The license that your subscription grants is perpetual and non-exclusive, meaning you have rights to use the sounds that you download forever, but so does every other Splice user who has downloaded those samples through our platform. Therefore, when you want to distribute your new content / creation with a third party (e.g., YouTube, CD Baby, Distrokid, etc.), you can now provide a copy of the certified license to any third-party distributor, which will disclose that your new content / creation contains a sample and that your use of that sample is permitted and verified. Perpetual, non-exclusive licenses have been the status quo for as long as sample packs have existed, and the system has worked fine… until recently.
How do hosting platforms check for copyright infringement?
To combat copyright infringement, platforms like YouTube use automatic copyright detection algorithms, which analyze submitted audio and compare it to a massive database of copyright-registered music. Overall, this is a great thing for producers, musicians and labels; it prevents folks from using an artist’s music without permission, or without paying for the rights to do so.
But problems arise when these automatic systems detect a royalty-free sample as a unique factor of the work. This is especially relevant for vocal samples, long instrumental loops, and other samples that are likely to be used in full, without alteration, because they stand out to the auto-analyzers. And, once a recognizable sample is associated with a song, every time the algorithm ‘hears’ the sample, a copyright infringement flag is issued to every subsequent creator who uses it prominently.
At Splice, we’ve been aware of this issue for some time, and we have supported affected users with a manual process to generate certified licenses upon request, which is less than ideal for all parties involved (shouts to our content team for staffing the emails and generating licenses by hand).
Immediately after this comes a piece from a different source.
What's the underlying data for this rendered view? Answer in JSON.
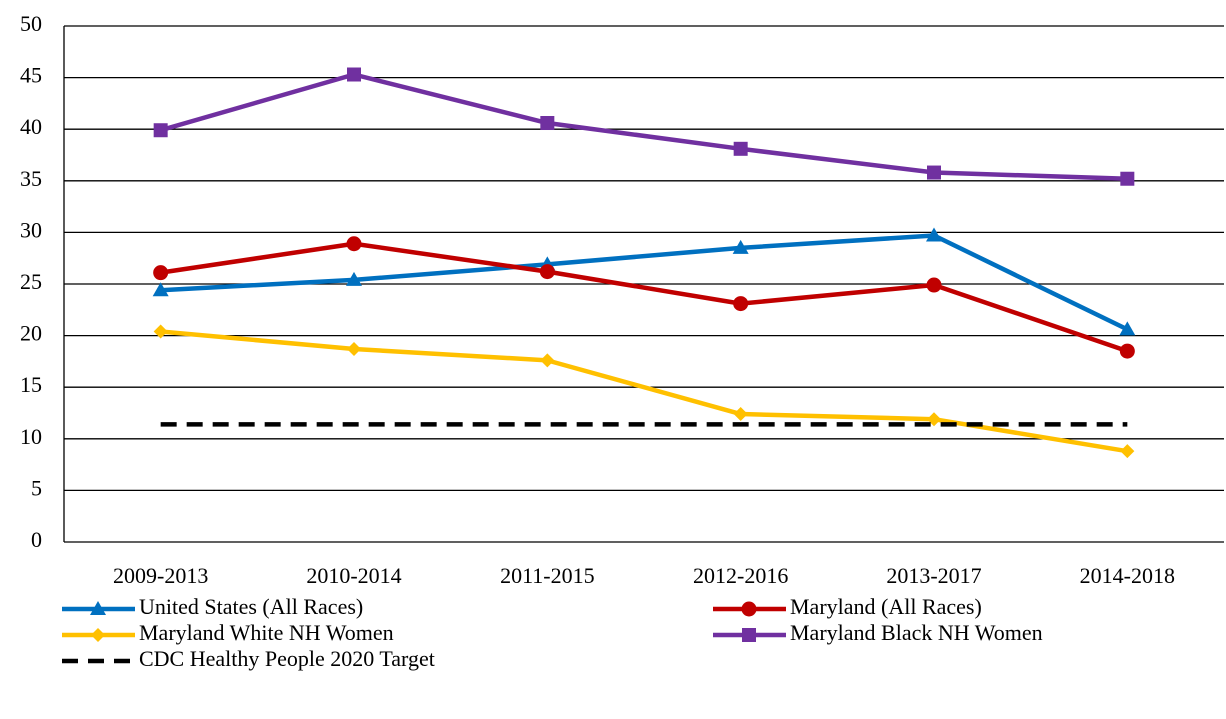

In an ideal world, the third-party distributor detection systems would compare the audio to the Splice catalog and other royalty-free sound libraries out there to rule out any false copyright infringement claims.
How to generate a certified license for your Splice samples
Until this is a reality, we’ve designed an automated system where you can generate a certified license document, in PDF format, right from the Splice website. Just go to Your Sounds, select the sample (or samples) you would like to be included in the license, and click ‘Generate certified license’ either from the ⋮ dropdown, or from the sidebar. Enter your full legal name, as well as the artist or producer name that will be used when releasing the work. Then, click ‘Generate certified license’ and the PDF document will land in your browser’s downloads folder. From here, you can upload the document when you submit your release to show proof of your license.
While we can’t guarantee that your tracks won’t get flagged in the future, this certified license will be all you need to show proof that you can use the sample legally, to dispute the claim and get your music out to the world as soon and seamlessly as possible.
How much does it cost to generate a certified license for your Splice samples?
Generating a certified license is completely free, and you can generate as many licenses as you want, with any combination of sounds in your library. The only condition is that you need to have downloaded the sample or samples using credits from your Splice account (don’t worry, the system doesn’t let you generate a license for samples you don’t have rights for).